The research team concentrated answers of male patients only. The results were alarming. The symptoms of eating disorder like not eating for days, purging, obsessive calorie counting, excessive exercising, binging and forced vomiting were present in most of them and the fact that they themselves took several months to years just to release this could due to some kind of eating disorder. The common thought that eating disorders effect only girls seems to prevail not only in general public but also in these men as well.
The fact that eating disorder is more common in females, does not mean it cannot occur in male. The male patients who actually suffer from these disorders fall prey to generalization and in turn remain under-diagnosed and under-treated.
The other two revelation was that some of them realized that they do have some kind of eating disorder only when they were admitted to hospital for any acute illness either associated with eating disorder or when a physician asks detailed personal and social history.

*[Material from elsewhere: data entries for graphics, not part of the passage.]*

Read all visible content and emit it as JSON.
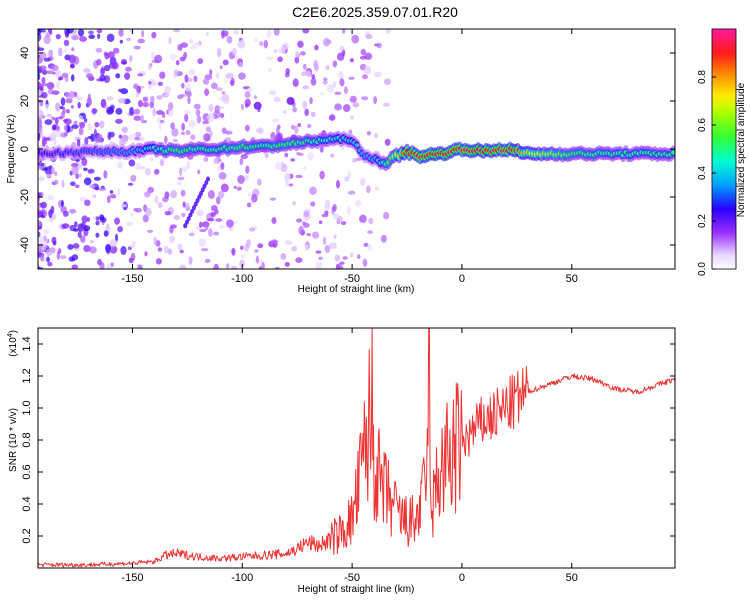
{
  "title": "C2E6.2025.359.07.01.R20",
  "chart_data": [
    {
      "type": "heatmap",
      "title": "C2E6.2025.359.07.01.R20",
      "xlabel": "Height of straight line (km)",
      "ylabel": "Frequency (Hz)",
      "xlim": [
        -193,
        97
      ],
      "ylim": [
        -50,
        50
      ],
      "xticks": [
        -150,
        -100,
        -50,
        0,
        50
      ],
      "yticks": [
        -40,
        -20,
        0,
        20,
        40
      ],
      "colorbar": {
        "label": "Normalized spectral amplitude",
        "range": [
          0,
          1
        ],
        "ticks": [
          0.0,
          0.2,
          0.4,
          0.6,
          0.8
        ]
      },
      "ridge": {
        "x": [
          -193,
          -170,
          -150,
          -140,
          -130,
          -120,
          -110,
          -100,
          -90,
          -80,
          -70,
          -60,
          -50,
          -45,
          -40,
          -35,
          -30,
          -25,
          -20,
          -10,
          0,
          10,
          20,
          30,
          50,
          70,
          97
        ],
        "freq": [
          -2,
          -1,
          -1,
          0,
          -1,
          0,
          0,
          1,
          1,
          2,
          3,
          4,
          4,
          -3,
          -4,
          -6,
          -3,
          -1,
          -3,
          -2,
          0,
          -1,
          0,
          -2,
          -2,
          -2,
          -2
        ],
        "amplitude": [
          0.25,
          0.3,
          0.35,
          0.45,
          0.55,
          0.5,
          0.5,
          0.55,
          0.5,
          0.55,
          0.5,
          0.45,
          0.4,
          0.35,
          0.35,
          0.5,
          0.7,
          0.9,
          0.95,
          0.9,
          0.95,
          0.9,
          0.95,
          0.75,
          0.55,
          0.5,
          0.5
        ]
      },
      "features": [
        {
          "x": -120,
          "freq": -22,
          "note": "diagonal streak"
        },
        {
          "x": -93,
          "freq": 18,
          "note": "blob"
        },
        {
          "x": -78,
          "freq": 20,
          "note": "blob"
        }
      ]
    },
    {
      "type": "line",
      "xlabel": "Height of straight line (km)",
      "ylabel": "SNR (10 * v/v)",
      "y_scale_label": "(x10",
      "y_scale_exponent": "4",
      "xlim": [
        -193,
        97
      ],
      "ylim": [
        0,
        1.5
      ],
      "xticks": [
        -150,
        -100,
        -50,
        0,
        50
      ],
      "yticks": [
        0.2,
        0.4,
        0.6,
        0.8,
        1.0,
        1.2,
        1.4
      ],
      "series": [
        {
          "name": "SNR",
          "color": "#ee3333",
          "x": [
            -193,
            -170,
            -150,
            -140,
            -135,
            -130,
            -120,
            -110,
            -100,
            -90,
            -80,
            -75,
            -70,
            -65,
            -60,
            -55,
            -50,
            -47,
            -44,
            -42,
            -40,
            -37,
            -34,
            -30,
            -27,
            -24,
            -21,
            -18,
            -16,
            -14,
            -12,
            -10,
            -5,
            0,
            5,
            8,
            10,
            15,
            20,
            25,
            30,
            40,
            50,
            60,
            70,
            80,
            90,
            97
          ],
          "values": [
            0.02,
            0.02,
            0.03,
            0.04,
            0.08,
            0.09,
            0.07,
            0.06,
            0.07,
            0.08,
            0.09,
            0.12,
            0.16,
            0.14,
            0.18,
            0.22,
            0.3,
            0.5,
            0.75,
            0.9,
            0.7,
            0.5,
            0.45,
            0.35,
            0.3,
            0.28,
            0.3,
            0.4,
            0.7,
            0.28,
            0.5,
            0.6,
            0.7,
            0.78,
            0.85,
            0.9,
            0.92,
            0.95,
            1.0,
            1.05,
            1.1,
            1.15,
            1.2,
            1.18,
            1.12,
            1.1,
            1.15,
            1.18
          ]
        }
      ],
      "spikes": [
        {
          "x": -41,
          "value": 1.5
        },
        {
          "x": -15,
          "value": 1.5
        }
      ]
    }
  ]
}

Other had apprehension for seeking professional medical advice for not being taken seriously. While those who took medical advice got mixed response from health care worker. Which is not encouraging as well. This makes even health workers like doctors and nurses bias towards the gender in diagnosing and treating eating disorder.
Awareness is the only solution to this problem. The word needs to be spread not only to general public but also among health workers who seems who have gender bias as well when it comes to eating disorders.
The research team was not shy to point out that the sample size of the research was too small and the subject needs to be further researched with more older population as well as greater sample size.